Well momentous it was but not what we expected. Unusually big rains early in the season pushed the growth season back. Then big winds and hail during flowering damaged much of the new growth. Searing heat and wild bushfires ravaged the entire east coast of Australia with risk of smoke and temperature damage. Then late in the summer unseasonal cold and rain caused mildew risk and crop damage. The 2020 wine crop was down dramatically not just in the Yarra Valley but right across South Eastern Australia with many vineyards losing their entire crop to fire or smoke damage. With the reworked Long Gully vines yet to produce crop we were relying on Warramunda and other vineyards for 2020 fruit but with crops down everywhere our purchase allocations from other vineyards were all cut. Our new big winery pressed barely a hundred ton of fruit for the vintage. Then just when it couldn’t get any worse, it did, Corona Virus closed Australia down.

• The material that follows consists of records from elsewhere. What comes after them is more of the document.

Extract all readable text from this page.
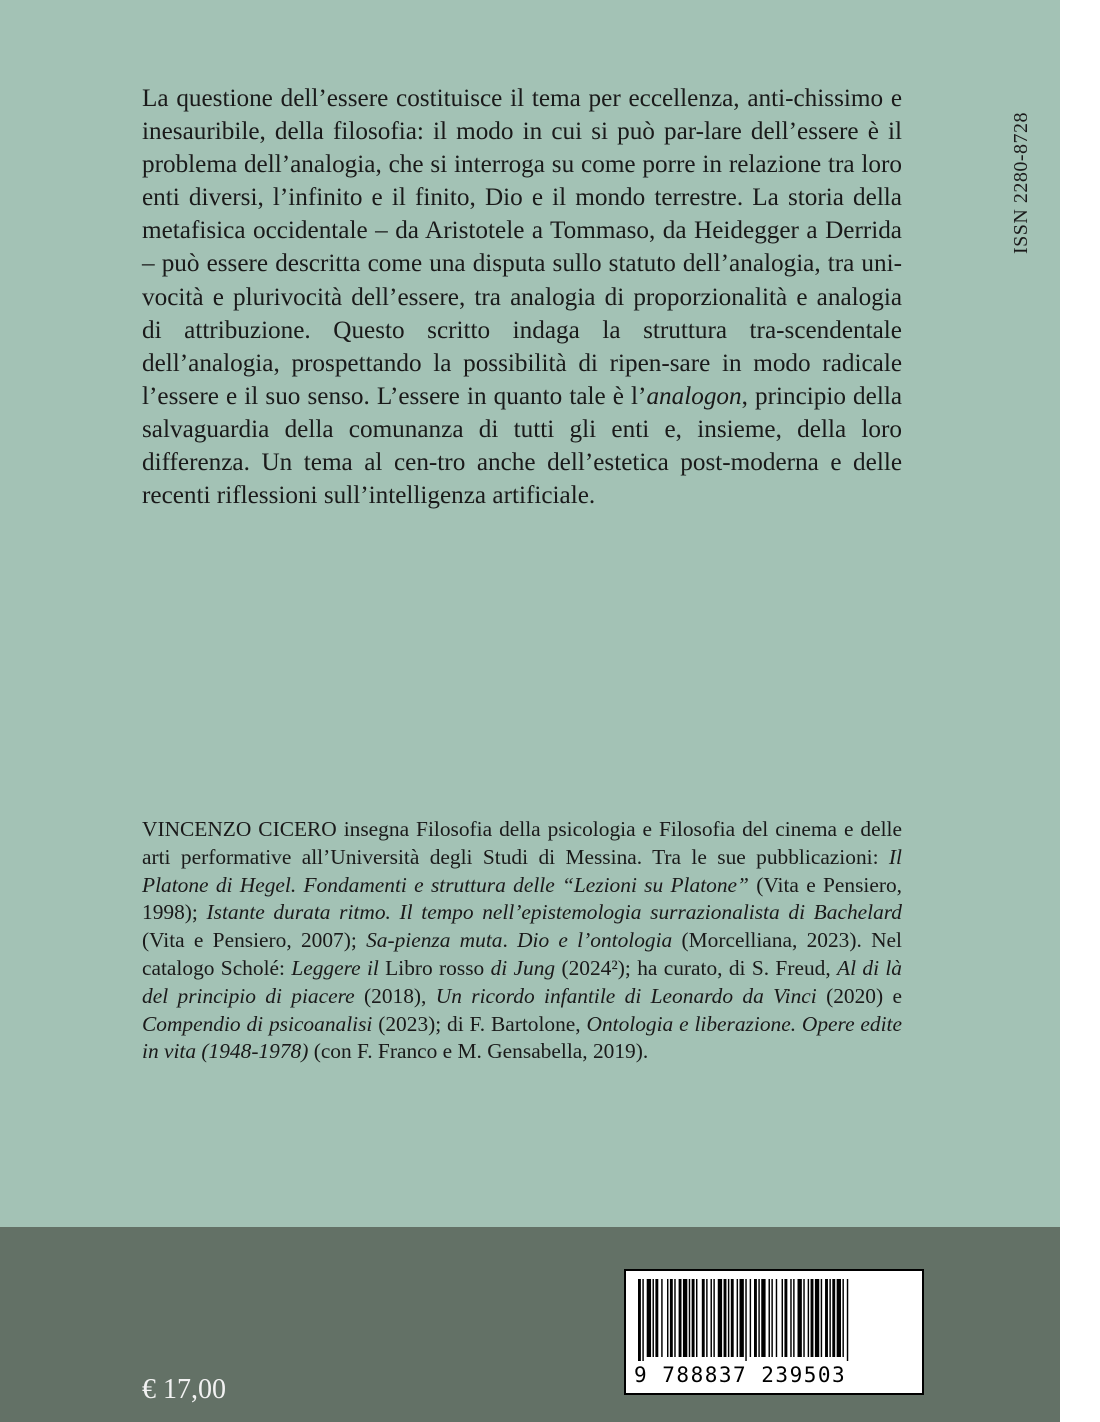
ISSN 2280-8728

La questione dell’essere costituisce il tema per eccellenza, anti-chissimo e inesauribile, della filosofia: il modo in cui si può par-lare dell’essere è il problema dell’analogia, che si interroga su come porre in relazione tra loro enti diversi, l’infinito e il finito, Dio e il mondo terrestre. La storia della metafisica occidentale – da Aristotele a Tommaso, da Heidegger a Derrida – può essere descritta come una disputa sullo statuto dell’analogia, tra uni-vocità e plurivocità dell’essere, tra analogia di proporzionalità e analogia di attribuzione. Questo scritto indaga la struttura tra-scendentale dell’analogia, prospettando la possibilità di ripen-sare in modo radicale l’essere e il suo senso. L’essere in quanto tale è l’analogon, principio della salvaguardia della comunanza di tutti gli enti e, insieme, della loro differenza. Un tema al cen-tro anche dell’estetica post-moderna e delle recenti riflessioni sull’intelligenza artificiale.

VINCENZO CICERO insegna Filosofia della psicologia e Filosofia del cinema e delle arti performative all’Università degli Studi di Messina. Tra le sue pubblicazioni: Il Platone di Hegel. Fondamenti e struttura delle “Lezioni su Platone” (Vita e Pensiero, 1998); Istante durata ritmo. Il tempo nell’epistemologia surrazionalista di Bachelard (Vita e Pensiero, 2007); Sa-pienza muta. Dio e l’ontologia (Morcelliana, 2023). Nel catalogo Scholé: Leggere il Libro rosso di Jung (2024²); ha curato, di S. Freud, Al di là del principio di piacere (2018), Un ricordo infantile di Leonardo da Vinci (2020) e Compendio di psicoanalisi (2023); di F. Bartolone, Ontologia e liberazione. Opere edite in vita (1948-1978) (con F. Franco e M. Gensabella, 2019).

€ 17,00	9 788837 239503
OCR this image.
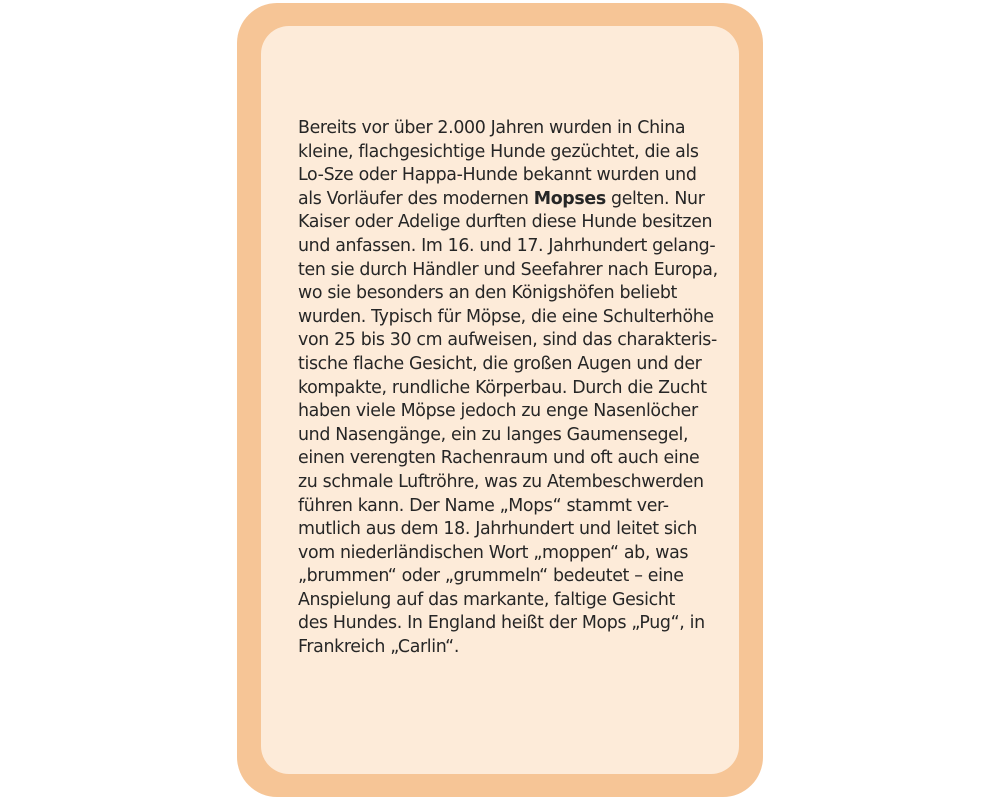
Bereits vor über 2.000 Jahren wurden in China
kleine, flachgesichtige Hunde gezüchtet, die als
Lo-Sze oder Happa-Hunde bekannt wurden und
als Vorläufer des modernen Mopses gelten. Nur
Kaiser oder Adelige durften diese Hunde besitzen
und anfassen. Im 16. und 17. Jahrhundert gelang-
ten sie durch Händler und Seefahrer nach Europa,
wo sie besonders an den Königshöfen beliebt
wurden. Typisch für Möpse, die eine Schulterhöhe
von 25 bis 30 cm aufweisen, sind das charakteris-
tische flache Gesicht, die großen Augen und der
kompakte, rundliche Körperbau. Durch die Zucht
haben viele Möpse jedoch zu enge Nasenlöcher
und Nasengänge, ein zu langes Gaumensegel,
einen verengten Rachenraum und oft auch eine
zu schmale Luftröhre, was zu Atembeschwerden
führen kann. Der Name „Mops“ stammt ver-
mutlich aus dem 18. Jahrhundert und leitet sich
vom niederländischen Wort „moppen“ ab, was
„brummen“ oder „grummeln“ bedeutet – eine
Anspielung auf das markante, faltige Gesicht
des Hundes. In England heißt der Mops „Pug“, in
Frankreich „Carlin“.
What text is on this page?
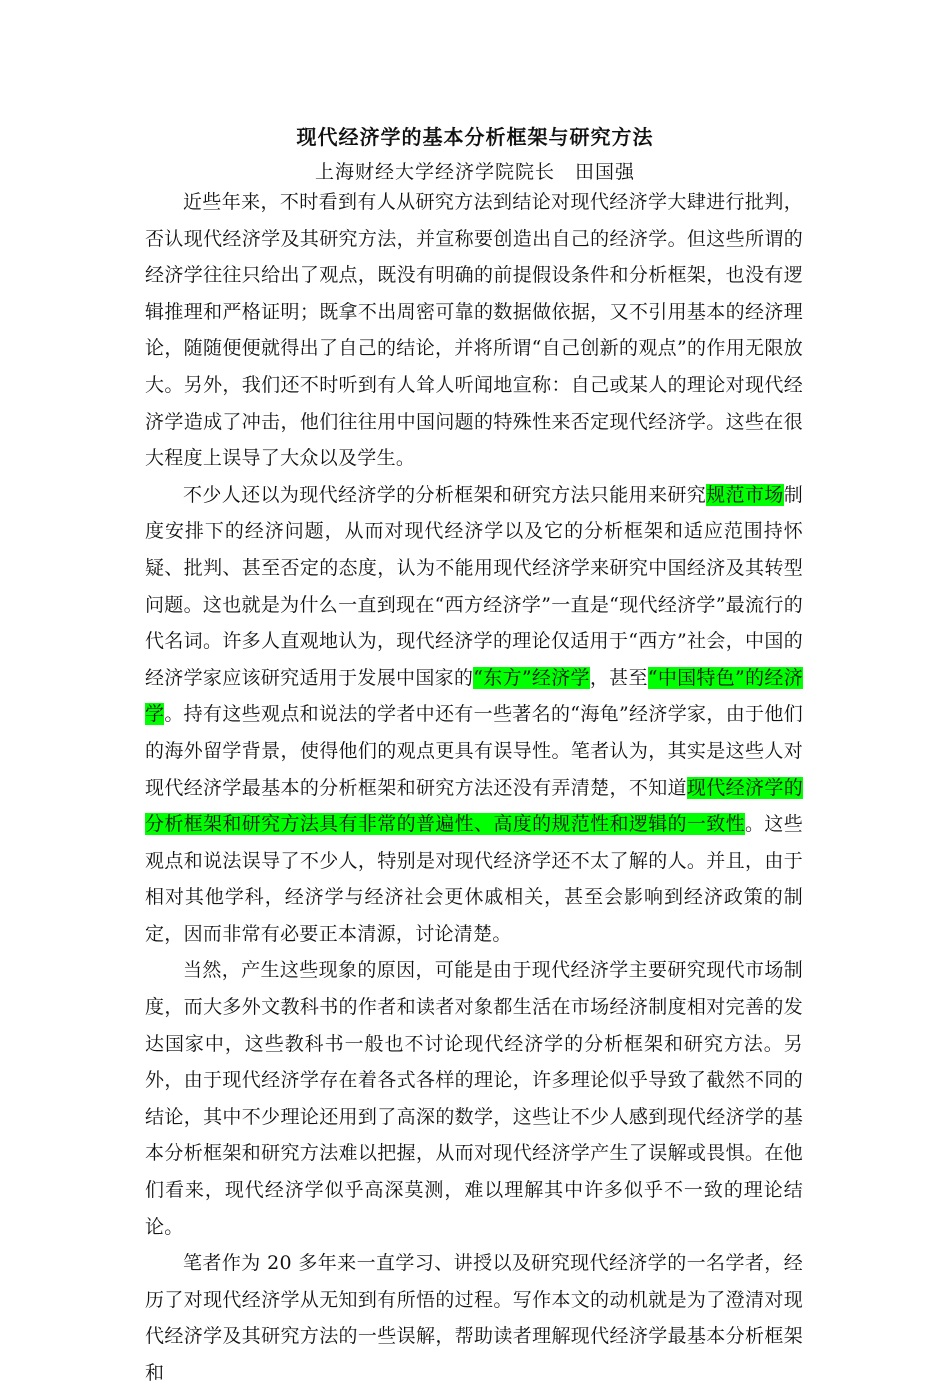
现代经济学的基本分析框架与研究方法
上海财经大学经济学院院长　田国强

近些年来，不时看到有人从研究方法到结论对现代经济学大肆进行批判，否认现代经济学及其研究方法，并宣称要创造出自己的经济学。但这些所谓的经济学往往只给出了观点，既没有明确的前提假设条件和分析框架，也没有逻辑推理和严格证明；既拿不出周密可靠的数据做依据，又不引用基本的经济理论，随随便便就得出了自己的结论，并将所谓“自己创新的观点”的作用无限放大。另外，我们还不时听到有人耸人听闻地宣称：自己或某人的理论对现代经济学造成了冲击，他们往往用中国问题的特殊性来否定现代经济学。这些在很大程度上误导了大众以及学生。

不少人还以为现代经济学的分析框架和研究方法只能用来研究规范市场制度安排下的经济问题，从而对现代经济学以及它的分析框架和适应范围持怀疑、批判、甚至否定的态度，认为不能用现代经济学来研究中国经济及其转型问题。这也就是为什么一直到现在“西方经济学”一直是“现代经济学”最流行的代名词。许多人直观地认为，现代经济学的理论仅适用于“西方”社会，中国的经济学家应该研究适用于发展中国家的“东方”经济学，甚至“中国特色”的经济学。持有这些观点和说法的学者中还有一些著名的“海龟”经济学家，由于他们的海外留学背景，使得他们的观点更具有误导性。笔者认为，其实是这些人对现代经济学最基本的分析框架和研究方法还没有弄清楚，不知道现代经济学的分析框架和研究方法具有非常的普遍性、高度的规范性和逻辑的一致性。这些观点和说法误导了不少人，特别是对现代经济学还不太了解的人。并且，由于相对其他学科，经济学与经济社会更休戚相关，甚至会影响到经济政策的制定，因而非常有必要正本清源，讨论清楚。

当然，产生这些现象的原因，可能是由于现代经济学主要研究现代市场制度，而大多外文教科书的作者和读者对象都生活在市场经济制度相对完善的发达国家中，这些教科书一般也不讨论现代经济学的分析框架和研究方法。另外，由于现代经济学存在着各式各样的理论，许多理论似乎导致了截然不同的结论，其中不少理论还用到了高深的数学，这些让不少人感到现代经济学的基本分析框架和研究方法难以把握，从而对现代经济学产生了误解或畏惧。在他们看来，现代经济学似乎高深莫测，难以理解其中许多似乎不一致的理论结论。

笔者作为 20 多年来一直学习、讲授以及研究现代经济学的一名学者，经历了对现代经济学从无知到有所悟的过程。写作本文的动机就是为了澄清对现代经济学及其研究方法的一些误解，帮助读者理解现代经济学最基本分析框架和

2020 wine is now in barrel but one observation Brendan made during vintage was that although quantity was down, quality was up markedly. With less bunches on them the vines pushed more quality into the fruit and to quote the winemakers during pressing “they are like little flavour bombs.” Development in the barrels since then has reinforced that view. 2020 Long Gully wines will be outstanding but could very quickly be in short supply. The first of these wines are almost ready for bottling and should be available for purchase very soon. Enjoy.
With lockdown restrictions winding back we have demolished the old cellar door cottage and are planning to commence construction of the new cellar door and the winery extension in the coming days. Hopefully we will be entertaining fellow wine lovers on the new deck overlooking the vines sometime in the new year.
At the time of writing it is September 2020. The Long Gully vines have been restored with new canes laid out on the wires and all looks great for our “new beginning” 2021 Estate crop from these venerable old vines.